President Elizabeth Schneider of the Santa Maria Democratic Club has one of the more measured reactions, “Well, that’s his right to peacefully protest. But apparently that wasn’t the intent of the gathering. Apparently there was an intent to do harm, to do damage,” says Schneider.
Last week, Dougherty told us he tried to stop some of what happened, “We tried to keep people from going into the Capitol. It’s just wrong you know. It’s not what America is about. We are against that. We stand against that."
But some of his social media posts before the Washington trip led critics to believe his intentions were not as peaceful.
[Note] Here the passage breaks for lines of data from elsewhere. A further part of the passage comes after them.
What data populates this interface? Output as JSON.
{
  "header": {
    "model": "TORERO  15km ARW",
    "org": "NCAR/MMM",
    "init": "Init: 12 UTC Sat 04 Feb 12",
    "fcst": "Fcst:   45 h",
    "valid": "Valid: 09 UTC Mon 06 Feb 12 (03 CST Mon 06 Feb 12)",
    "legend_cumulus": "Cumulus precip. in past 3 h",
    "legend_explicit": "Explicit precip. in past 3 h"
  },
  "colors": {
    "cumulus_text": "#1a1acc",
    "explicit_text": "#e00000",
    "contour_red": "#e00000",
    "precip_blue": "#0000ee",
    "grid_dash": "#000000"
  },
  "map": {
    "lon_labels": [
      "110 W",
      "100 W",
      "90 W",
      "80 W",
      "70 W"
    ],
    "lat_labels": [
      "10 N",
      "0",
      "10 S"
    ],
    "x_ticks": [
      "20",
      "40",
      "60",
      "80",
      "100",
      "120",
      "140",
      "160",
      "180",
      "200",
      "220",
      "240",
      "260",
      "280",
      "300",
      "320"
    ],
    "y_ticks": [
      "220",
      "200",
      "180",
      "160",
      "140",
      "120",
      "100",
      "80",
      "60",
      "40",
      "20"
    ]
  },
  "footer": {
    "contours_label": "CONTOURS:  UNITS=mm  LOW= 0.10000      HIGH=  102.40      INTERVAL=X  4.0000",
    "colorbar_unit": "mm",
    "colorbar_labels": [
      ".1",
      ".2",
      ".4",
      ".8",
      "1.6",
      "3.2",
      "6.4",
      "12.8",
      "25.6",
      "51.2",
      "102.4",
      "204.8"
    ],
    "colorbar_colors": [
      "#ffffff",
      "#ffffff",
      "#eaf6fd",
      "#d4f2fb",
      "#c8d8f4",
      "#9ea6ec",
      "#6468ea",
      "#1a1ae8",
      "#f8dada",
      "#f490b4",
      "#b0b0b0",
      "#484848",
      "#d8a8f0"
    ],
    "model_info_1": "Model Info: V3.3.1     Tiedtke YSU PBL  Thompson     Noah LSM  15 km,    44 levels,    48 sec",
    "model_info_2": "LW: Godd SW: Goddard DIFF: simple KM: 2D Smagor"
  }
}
We checked in with professor Brady Teufel at Cal Poly who studies people’s behavior on social media.
"It’s also believed to be a safe haven for any types of speech, however vitriolic, and people seem to take it as a sanctuary in a manner that allows them to spout off in whatever manner they please," says Teufel.
Teufel believes the power of social media platforms is beyond most people’s control.
"I think the lesson to be learned here is your social media is part of your outward persona now. It’s searchable. It’s open, especially when you’re talking about Twitter. So don’t put things on there that you wouldn’t say to people in real life," says Teufel.
Dougherty took down his social media account after receiving dozens of threats and insults.
He shared those details with FBI agents who came to speak with him about what he saw while at the Capitol.
In a written statement he said, "There is a push to turn my prayers for the nation into a larger narrative they have nothing to do with. My prayers are between me and God. Offering further opinion on anything else would shift the focus again on me, giving those rightfully upset over the days events a target. My life has been threatened as has my job and safety of those I love."
Dougherty is CEO of the OASIS Senior Center in Orcutt.
He met with the Board of Directors on Thursday where his DC trip was addressed.
The board is waiting until next week before giving any updates.
"My hope is people will learn, recognize and start to move away from these extremes, and be a little bit more open-minded about the information that they are consuming," said Teufel.
"I hope we can come together and start healing this country. We can’t continue down this path or our democracy is really in jeopardy," said Schneider.